After recording the submission of Additional Solicitor-General G. Rajagopalan that there were chances of multiple dose packs, each containing as much as 30 ml of the drug, being diverted for veterinary use on cattle which require administration of 11 to 14 ml at one go, the judges refused to buy the argument of Laborate Pharmaceuticals of Haryana and Alpa Laboratories of Madhya Pradesh that sale of multiple dose packs for human use would be economical.

Authoring the judgment for the Bench, Mr. Justice Sundar said: “Gyps bengalensis, Gyps tenuirostris and Gyps indicus are what were concerned with in these writ petitions.

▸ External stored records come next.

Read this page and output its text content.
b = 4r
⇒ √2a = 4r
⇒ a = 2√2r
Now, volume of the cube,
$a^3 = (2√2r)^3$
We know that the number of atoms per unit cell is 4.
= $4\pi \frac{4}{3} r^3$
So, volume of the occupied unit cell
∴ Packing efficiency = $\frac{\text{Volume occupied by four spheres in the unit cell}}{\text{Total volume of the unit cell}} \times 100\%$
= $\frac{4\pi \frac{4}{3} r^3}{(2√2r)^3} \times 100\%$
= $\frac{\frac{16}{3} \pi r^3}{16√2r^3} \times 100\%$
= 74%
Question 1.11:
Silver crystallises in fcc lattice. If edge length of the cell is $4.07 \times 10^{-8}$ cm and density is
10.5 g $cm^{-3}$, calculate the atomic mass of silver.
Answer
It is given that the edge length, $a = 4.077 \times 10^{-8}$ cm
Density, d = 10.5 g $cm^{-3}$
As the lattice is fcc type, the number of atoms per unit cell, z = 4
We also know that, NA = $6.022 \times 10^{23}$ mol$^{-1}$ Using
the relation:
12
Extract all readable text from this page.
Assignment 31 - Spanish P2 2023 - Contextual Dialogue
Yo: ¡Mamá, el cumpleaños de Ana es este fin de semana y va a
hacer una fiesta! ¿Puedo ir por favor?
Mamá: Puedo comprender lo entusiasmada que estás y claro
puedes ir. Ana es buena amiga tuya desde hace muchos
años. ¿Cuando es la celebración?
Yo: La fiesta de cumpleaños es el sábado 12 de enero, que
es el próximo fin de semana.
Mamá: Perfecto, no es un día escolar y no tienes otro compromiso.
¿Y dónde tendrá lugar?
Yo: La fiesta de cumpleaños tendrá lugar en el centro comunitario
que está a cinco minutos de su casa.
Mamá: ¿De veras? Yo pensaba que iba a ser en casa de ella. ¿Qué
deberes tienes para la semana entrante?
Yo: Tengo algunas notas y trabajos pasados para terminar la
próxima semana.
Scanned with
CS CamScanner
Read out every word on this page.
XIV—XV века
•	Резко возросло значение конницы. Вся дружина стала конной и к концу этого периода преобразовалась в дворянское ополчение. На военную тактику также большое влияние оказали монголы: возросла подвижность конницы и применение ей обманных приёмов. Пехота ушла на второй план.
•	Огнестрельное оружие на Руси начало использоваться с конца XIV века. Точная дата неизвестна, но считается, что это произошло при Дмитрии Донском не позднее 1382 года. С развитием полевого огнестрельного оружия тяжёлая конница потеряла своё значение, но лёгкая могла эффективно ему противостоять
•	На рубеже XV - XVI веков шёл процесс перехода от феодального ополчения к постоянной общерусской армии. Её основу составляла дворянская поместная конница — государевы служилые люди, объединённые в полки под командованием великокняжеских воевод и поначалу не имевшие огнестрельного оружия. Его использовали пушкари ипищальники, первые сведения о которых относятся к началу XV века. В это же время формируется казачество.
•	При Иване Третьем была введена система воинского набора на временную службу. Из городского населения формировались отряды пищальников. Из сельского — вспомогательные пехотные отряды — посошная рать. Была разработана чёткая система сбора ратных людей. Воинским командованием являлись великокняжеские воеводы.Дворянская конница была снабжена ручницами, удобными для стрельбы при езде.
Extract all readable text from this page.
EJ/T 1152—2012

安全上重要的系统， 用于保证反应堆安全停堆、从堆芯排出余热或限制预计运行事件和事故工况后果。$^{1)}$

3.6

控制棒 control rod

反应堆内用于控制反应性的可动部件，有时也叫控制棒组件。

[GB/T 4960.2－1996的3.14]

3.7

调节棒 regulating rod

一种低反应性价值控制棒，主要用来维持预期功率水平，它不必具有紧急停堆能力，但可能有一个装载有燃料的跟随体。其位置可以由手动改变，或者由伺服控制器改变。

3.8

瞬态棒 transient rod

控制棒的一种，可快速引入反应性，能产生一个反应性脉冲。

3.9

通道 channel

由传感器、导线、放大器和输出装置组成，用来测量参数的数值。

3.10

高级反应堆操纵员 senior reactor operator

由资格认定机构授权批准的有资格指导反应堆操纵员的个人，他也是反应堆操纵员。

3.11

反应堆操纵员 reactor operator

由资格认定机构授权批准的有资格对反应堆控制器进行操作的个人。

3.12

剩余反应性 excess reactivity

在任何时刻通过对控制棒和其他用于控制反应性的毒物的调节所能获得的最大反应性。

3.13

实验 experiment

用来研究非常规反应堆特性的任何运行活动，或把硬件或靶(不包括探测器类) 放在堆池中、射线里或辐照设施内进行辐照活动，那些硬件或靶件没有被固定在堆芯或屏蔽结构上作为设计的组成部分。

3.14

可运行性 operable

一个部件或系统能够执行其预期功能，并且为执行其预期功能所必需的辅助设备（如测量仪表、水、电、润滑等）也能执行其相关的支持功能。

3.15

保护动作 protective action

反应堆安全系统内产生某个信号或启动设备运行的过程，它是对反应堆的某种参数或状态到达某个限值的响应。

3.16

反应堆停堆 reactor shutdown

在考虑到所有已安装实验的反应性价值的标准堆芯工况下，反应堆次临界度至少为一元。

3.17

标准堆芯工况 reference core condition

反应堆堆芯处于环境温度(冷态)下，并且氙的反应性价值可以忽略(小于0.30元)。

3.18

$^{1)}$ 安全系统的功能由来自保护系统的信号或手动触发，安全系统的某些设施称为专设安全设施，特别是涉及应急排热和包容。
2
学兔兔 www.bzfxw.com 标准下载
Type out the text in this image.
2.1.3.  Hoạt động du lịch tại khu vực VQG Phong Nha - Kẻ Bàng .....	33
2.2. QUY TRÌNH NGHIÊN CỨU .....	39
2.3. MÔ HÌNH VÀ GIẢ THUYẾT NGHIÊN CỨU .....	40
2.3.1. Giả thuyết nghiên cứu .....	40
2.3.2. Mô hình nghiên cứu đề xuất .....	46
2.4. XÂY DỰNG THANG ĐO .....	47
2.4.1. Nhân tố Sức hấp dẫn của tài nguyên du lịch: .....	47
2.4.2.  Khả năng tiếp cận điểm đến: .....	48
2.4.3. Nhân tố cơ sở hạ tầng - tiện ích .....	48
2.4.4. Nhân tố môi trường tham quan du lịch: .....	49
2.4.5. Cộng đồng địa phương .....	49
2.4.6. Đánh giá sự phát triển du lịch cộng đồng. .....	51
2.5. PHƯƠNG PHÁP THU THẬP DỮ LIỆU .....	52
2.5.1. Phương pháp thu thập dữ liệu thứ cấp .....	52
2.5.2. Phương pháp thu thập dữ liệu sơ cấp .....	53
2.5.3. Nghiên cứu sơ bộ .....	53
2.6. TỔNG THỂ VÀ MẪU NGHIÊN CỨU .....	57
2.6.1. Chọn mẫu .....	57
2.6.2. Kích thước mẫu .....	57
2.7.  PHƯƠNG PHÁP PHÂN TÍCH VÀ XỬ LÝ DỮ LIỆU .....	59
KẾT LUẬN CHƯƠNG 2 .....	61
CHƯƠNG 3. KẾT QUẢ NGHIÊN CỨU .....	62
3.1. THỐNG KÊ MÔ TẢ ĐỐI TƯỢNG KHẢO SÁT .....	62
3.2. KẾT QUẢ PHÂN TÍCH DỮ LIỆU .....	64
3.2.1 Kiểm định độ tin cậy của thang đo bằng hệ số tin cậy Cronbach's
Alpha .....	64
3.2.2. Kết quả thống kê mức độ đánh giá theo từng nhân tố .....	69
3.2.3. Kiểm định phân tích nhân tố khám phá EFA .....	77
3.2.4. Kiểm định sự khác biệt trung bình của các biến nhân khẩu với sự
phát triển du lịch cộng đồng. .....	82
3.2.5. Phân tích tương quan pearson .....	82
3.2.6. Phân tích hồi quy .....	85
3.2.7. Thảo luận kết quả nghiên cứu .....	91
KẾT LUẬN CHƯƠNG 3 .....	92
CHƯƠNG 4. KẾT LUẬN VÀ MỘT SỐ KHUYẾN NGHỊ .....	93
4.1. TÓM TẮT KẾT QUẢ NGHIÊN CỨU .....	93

The aforesaid three are zoological names for three different species of vultures in the world, more commonly known as white-backed vulture, slender-billed vulture and long-billed vulture... There is no dispute amongst the parties to the lis before us that the aforesaid vultures are critically endangered species.”

A sanitary worker’

Further, preferring the term ‘sanitary worker’ to ‘scavenging bird’ when it came to describing vultures in the judgment, the judge pointed out that the Centre had banned Diclofenac for veterinary use way back in 2008 and also suggested an alternative drug that could be administered to livestock and cattle suffering from pain. The drug was allowed for human use alone. After a few years, complaints of pilferage of the drug for veterinary use became rampant leading to the 2015 notification.

Pointing out that an expert committee had been constituted, after the filing of the present writ petitions in 2015 and 2016, to analyse the issue, the judge said that as many as three representatives of one of the two pharmaceutical companies presented their view points before the committee. However, they failed to submit data related to production of Diclofenac injection, their market share, financial loss due to restriction of pack size and so on.

“Therefore, the attack of the report of the committee, by the writ petitioners, as a post decisional enquiry, loses steam and writ petitioners not being forthcoming qua queries from committee takes the wind out of the sails of the writ petitioners’ attack on the report. Writ petitioners’ plea before us about the importance of multi dose packs for treatment of human beings also deserves to be negatived as untenable.

“As we are accepting the precautionary principle theory advanced as an argument by the learned Solicitor, lack of decline in vulture population post 2012 argument of writ petitioners also pales into insignificance,” the Bench concluded.